Complete step-by-step answer:
We know that the amount of money that is used to run a company is called stock capital and the stock capital is divided into small units called stocks or share. The company issues a share certificate where the value of share is written called nominal value (NV) of face value. Then the shares are sold in the open market at stock exchanges at the market value (MV). If the market value and the nominal value are the same it is called at par. The profit annually distributed among shareholders is called dividend (D) in percentage of total nominal value of purchased shares. \[\]
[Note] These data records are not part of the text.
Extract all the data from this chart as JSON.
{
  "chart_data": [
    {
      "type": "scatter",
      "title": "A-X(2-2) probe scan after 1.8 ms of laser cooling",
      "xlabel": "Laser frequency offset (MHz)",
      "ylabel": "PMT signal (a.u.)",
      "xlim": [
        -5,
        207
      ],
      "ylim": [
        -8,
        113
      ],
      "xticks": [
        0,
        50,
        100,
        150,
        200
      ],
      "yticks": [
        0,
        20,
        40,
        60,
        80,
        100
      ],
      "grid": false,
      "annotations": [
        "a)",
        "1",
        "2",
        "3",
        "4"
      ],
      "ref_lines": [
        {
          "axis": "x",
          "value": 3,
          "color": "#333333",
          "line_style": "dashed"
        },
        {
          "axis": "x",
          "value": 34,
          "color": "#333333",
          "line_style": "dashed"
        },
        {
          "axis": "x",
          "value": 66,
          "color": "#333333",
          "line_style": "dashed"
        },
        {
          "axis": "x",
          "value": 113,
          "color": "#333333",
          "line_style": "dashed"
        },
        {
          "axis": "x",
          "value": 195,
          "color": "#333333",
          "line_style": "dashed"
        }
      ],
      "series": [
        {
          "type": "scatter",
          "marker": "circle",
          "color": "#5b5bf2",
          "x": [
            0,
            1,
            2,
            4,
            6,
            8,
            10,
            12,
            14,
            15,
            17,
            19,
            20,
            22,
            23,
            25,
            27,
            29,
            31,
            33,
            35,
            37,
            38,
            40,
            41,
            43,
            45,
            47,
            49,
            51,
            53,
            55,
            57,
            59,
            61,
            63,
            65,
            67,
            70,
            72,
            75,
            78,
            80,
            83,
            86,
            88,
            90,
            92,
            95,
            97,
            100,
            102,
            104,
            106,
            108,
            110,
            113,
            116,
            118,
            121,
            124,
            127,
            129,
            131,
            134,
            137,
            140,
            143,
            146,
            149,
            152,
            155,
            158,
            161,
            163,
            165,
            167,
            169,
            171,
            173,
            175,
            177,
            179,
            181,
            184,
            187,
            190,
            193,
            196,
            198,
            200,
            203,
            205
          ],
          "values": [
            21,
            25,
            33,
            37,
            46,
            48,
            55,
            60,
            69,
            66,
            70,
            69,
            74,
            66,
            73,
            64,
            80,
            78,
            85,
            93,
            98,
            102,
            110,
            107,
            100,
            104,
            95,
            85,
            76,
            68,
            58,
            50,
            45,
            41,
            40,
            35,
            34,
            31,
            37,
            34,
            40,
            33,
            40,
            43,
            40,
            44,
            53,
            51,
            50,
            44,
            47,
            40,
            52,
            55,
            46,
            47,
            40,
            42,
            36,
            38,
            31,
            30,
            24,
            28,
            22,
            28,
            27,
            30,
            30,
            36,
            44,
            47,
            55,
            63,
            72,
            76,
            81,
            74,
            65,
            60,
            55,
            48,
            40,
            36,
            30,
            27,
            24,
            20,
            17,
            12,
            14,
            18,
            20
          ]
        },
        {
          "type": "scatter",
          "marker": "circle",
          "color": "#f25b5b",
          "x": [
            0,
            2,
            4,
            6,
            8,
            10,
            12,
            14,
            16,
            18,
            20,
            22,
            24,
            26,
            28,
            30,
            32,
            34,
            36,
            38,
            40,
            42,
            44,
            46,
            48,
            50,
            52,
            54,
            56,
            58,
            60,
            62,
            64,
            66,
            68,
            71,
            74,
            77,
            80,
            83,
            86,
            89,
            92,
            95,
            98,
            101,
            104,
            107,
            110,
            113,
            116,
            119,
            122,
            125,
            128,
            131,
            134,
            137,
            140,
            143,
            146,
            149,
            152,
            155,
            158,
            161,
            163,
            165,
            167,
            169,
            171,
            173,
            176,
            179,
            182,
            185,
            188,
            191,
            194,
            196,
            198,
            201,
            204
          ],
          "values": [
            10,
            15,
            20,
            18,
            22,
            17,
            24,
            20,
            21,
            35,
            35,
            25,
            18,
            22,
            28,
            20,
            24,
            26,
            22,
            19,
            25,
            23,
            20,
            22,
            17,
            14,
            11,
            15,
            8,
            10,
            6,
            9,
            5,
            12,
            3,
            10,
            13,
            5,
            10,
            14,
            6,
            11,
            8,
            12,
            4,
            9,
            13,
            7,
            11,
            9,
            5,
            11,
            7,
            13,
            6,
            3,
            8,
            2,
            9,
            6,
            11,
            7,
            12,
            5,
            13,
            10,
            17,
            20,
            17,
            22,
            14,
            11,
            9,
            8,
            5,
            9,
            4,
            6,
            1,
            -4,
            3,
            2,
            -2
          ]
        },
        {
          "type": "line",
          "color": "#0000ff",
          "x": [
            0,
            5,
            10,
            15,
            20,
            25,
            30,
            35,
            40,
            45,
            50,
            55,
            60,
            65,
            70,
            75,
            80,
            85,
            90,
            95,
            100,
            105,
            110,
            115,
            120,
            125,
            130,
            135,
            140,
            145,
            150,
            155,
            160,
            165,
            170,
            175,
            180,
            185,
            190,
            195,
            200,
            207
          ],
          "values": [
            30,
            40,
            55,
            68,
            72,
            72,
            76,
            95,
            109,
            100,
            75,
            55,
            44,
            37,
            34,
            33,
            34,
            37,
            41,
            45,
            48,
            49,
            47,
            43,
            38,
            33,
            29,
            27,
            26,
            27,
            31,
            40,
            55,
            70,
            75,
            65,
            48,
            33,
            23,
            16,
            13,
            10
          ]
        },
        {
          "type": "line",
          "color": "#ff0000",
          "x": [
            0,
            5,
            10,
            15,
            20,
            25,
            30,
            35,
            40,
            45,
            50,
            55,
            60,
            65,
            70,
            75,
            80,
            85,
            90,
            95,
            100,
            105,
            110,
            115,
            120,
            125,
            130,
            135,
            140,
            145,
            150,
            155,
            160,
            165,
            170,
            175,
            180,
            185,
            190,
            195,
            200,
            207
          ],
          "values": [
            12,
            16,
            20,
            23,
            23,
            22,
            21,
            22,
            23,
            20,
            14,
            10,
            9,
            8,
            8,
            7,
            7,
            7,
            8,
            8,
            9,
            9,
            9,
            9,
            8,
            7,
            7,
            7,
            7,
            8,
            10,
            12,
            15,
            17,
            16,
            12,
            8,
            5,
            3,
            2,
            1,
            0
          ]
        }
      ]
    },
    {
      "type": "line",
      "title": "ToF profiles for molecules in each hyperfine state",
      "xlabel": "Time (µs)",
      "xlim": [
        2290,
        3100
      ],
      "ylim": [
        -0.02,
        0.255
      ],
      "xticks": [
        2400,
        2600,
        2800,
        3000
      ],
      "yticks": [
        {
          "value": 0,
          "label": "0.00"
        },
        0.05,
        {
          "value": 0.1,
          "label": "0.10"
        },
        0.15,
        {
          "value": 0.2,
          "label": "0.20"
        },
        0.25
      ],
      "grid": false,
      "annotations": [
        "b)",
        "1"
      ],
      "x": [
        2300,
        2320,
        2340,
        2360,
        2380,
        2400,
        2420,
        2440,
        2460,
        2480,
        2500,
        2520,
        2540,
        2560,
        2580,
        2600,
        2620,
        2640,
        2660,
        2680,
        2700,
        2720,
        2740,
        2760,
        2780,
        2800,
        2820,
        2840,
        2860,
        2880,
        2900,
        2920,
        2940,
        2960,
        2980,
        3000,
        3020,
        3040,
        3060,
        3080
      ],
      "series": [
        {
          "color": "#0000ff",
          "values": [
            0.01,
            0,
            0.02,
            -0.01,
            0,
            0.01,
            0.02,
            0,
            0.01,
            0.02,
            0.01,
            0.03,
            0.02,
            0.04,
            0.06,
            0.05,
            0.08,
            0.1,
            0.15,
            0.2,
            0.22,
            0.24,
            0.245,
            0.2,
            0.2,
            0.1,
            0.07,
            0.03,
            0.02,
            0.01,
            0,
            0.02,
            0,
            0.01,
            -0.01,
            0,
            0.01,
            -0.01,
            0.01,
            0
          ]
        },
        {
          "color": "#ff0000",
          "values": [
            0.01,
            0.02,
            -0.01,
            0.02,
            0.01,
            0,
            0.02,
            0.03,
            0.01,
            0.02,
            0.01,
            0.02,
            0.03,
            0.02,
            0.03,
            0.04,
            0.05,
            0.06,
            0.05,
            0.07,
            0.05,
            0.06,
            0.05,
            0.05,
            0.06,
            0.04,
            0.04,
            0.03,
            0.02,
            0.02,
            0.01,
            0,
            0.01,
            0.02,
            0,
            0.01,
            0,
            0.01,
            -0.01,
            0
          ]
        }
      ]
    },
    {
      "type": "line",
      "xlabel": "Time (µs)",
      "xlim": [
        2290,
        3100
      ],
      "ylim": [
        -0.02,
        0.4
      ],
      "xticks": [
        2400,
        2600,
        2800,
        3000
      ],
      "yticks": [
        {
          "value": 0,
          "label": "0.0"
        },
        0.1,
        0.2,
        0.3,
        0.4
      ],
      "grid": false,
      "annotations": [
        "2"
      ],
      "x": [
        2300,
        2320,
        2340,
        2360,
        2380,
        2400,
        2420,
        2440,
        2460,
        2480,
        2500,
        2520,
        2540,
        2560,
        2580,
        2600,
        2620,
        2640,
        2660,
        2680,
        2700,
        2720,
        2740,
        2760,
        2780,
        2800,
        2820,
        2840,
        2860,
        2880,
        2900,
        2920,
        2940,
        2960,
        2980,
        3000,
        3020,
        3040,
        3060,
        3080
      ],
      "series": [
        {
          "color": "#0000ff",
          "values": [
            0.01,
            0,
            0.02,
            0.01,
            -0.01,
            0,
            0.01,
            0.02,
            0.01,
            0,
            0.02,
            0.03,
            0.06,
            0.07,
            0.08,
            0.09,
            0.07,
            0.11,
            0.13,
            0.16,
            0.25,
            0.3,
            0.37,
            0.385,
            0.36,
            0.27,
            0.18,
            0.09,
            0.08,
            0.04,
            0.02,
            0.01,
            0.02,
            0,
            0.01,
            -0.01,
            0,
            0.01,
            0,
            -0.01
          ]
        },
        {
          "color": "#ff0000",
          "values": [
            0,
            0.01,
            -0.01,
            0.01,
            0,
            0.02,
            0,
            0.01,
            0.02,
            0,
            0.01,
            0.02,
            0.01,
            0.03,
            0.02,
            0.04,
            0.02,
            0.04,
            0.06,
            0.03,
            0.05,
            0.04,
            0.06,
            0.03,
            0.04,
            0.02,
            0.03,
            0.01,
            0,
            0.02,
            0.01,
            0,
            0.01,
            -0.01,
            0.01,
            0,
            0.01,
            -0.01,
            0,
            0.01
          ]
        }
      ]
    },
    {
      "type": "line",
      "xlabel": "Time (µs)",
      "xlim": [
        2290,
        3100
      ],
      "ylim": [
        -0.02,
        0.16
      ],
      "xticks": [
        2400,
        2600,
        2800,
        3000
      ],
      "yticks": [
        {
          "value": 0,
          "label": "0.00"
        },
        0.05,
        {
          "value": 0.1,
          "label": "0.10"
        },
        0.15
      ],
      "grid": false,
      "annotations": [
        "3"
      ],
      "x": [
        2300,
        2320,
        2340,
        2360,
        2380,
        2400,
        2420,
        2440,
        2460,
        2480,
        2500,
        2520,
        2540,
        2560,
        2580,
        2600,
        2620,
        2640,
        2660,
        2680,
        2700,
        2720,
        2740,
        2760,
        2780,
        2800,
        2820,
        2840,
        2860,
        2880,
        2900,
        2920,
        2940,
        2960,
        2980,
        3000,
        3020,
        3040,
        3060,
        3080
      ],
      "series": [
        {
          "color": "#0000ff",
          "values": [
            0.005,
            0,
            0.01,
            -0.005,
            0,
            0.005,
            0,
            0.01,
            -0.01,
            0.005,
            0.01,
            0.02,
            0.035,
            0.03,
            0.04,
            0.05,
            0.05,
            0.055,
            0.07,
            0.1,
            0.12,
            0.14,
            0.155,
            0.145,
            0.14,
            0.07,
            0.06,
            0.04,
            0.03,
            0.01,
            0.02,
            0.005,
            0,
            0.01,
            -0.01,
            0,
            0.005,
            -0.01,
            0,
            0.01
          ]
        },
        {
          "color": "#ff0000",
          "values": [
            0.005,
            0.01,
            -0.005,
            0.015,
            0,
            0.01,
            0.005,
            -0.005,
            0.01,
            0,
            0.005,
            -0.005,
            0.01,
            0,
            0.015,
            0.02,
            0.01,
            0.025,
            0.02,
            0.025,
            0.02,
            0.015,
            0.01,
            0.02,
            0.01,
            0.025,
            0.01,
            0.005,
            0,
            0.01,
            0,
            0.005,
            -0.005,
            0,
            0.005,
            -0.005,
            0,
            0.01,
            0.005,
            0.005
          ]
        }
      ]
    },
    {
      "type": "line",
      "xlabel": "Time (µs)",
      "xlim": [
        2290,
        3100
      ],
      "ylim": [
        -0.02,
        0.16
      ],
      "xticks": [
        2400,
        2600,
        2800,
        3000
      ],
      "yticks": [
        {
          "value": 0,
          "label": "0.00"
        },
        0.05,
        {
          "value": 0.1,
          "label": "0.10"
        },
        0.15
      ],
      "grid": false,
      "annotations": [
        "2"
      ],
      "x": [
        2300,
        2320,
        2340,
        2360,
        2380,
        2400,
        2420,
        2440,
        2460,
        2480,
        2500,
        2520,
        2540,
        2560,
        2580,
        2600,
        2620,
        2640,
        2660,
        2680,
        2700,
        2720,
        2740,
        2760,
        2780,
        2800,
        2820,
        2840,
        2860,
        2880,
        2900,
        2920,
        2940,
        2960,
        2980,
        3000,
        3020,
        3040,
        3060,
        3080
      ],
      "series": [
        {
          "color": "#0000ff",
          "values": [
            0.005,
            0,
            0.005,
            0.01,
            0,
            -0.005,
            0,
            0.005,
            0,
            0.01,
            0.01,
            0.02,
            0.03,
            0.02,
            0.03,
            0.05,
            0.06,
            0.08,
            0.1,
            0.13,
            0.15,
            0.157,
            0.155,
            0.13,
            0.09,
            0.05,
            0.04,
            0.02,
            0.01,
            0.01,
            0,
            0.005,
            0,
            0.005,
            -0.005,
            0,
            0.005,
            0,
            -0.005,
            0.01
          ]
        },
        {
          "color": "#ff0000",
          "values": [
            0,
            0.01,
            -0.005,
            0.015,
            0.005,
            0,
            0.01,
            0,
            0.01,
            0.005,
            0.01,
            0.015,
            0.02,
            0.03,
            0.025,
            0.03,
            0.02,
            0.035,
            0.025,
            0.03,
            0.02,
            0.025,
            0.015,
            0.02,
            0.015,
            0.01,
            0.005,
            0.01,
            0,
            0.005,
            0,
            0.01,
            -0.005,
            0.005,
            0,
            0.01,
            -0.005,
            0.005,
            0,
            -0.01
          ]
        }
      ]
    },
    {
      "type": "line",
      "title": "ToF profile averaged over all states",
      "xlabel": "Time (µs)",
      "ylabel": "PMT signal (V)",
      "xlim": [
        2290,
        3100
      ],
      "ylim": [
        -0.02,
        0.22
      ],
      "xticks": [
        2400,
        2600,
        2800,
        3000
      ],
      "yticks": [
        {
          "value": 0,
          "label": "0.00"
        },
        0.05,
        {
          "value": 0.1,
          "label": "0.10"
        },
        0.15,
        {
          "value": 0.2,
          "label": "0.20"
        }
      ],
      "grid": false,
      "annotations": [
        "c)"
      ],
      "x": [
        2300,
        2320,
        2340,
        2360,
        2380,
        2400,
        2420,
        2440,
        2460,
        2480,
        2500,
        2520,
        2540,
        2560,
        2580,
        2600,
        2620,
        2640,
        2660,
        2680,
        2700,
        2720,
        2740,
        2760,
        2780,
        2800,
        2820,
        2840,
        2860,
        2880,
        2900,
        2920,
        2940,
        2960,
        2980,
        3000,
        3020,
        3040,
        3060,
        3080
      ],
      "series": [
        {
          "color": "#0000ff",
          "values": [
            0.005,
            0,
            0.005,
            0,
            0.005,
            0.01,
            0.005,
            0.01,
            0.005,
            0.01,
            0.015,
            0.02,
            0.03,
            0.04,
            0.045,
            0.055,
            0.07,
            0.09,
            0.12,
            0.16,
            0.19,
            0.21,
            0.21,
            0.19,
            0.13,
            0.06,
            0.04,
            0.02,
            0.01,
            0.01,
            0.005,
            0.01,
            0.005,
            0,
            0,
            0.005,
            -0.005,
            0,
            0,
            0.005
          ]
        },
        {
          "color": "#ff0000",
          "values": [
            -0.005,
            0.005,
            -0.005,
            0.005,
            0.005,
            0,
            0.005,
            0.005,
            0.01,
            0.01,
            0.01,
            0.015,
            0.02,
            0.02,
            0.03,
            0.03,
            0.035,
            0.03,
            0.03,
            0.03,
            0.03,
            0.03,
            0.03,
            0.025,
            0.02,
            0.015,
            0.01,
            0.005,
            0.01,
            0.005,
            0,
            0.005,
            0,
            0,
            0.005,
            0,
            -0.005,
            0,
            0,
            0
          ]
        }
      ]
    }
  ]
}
Let us consider the investment of brother A. He buys hundred-rupee shares at $M{{V}_{A}}=80$ rupees from the market spending ${{I}_{A}}=16000$ rupees. So the number of stocks he has bought is ${{n}_{A}}=\dfrac{{{I}_{A}}}{M{{V}_{A}}}=\dfrac{16000}{80}=200$. The nominal value of each share is $N{{V}_{A}}=100$rupees then the nominal value of 200 shares is $TN{{V}_{A}}={{n}_{A}}\times N{{V}_{A}}=200\times 100=20000$ rupees. His profit percentage is 3% dividend. So his profit in amount 3% of total nominal value that is ${{D}_{A}}=\dfrac{3}{100}\times 20000=600$ rupees.\[\]
Let us consider brother B. He buys ten rupees shares at par which means the nominal value and market value of the share is same and is equal to 10 rupees $\left( M{{V}_{B}}=N{{V}_{B}}=10 \right)$. He also has spent ${{I}_{B}}=16000$ rupees to buy stocks. So the number of sticks B has purchased is ${{n}_{b}}=\dfrac{{{I}_{B}}}{M{{V}_{B}}}=\dfrac{16000}{10}=1600$.The total nominal value of all 1600 shares bought by brother B is $1600\times 10=16000=TN{{V}_{B}}$ rupees. We are given the question that he and A both earn the same amount of dividend which is ${{D}_{B}}={{D}_{A}}=600$rupees as obtained before. So the rate of dividend is
\[\dfrac{{{D}_{B}}}{TM{{V}_{B}}}\times 100=\dfrac{600}{16000}\times 100=3.75\%\]
Note: We note that the question assumes that there is no brokerage charge which is added when the stock is sold on the selling price or bought on the cost price as percentage. If the market value is above nominal value it is called at premium or above par. If the market value is below nominal value it is called at discount or below par. We must be careful that the nominal value never changes but the market value changes from, time to time.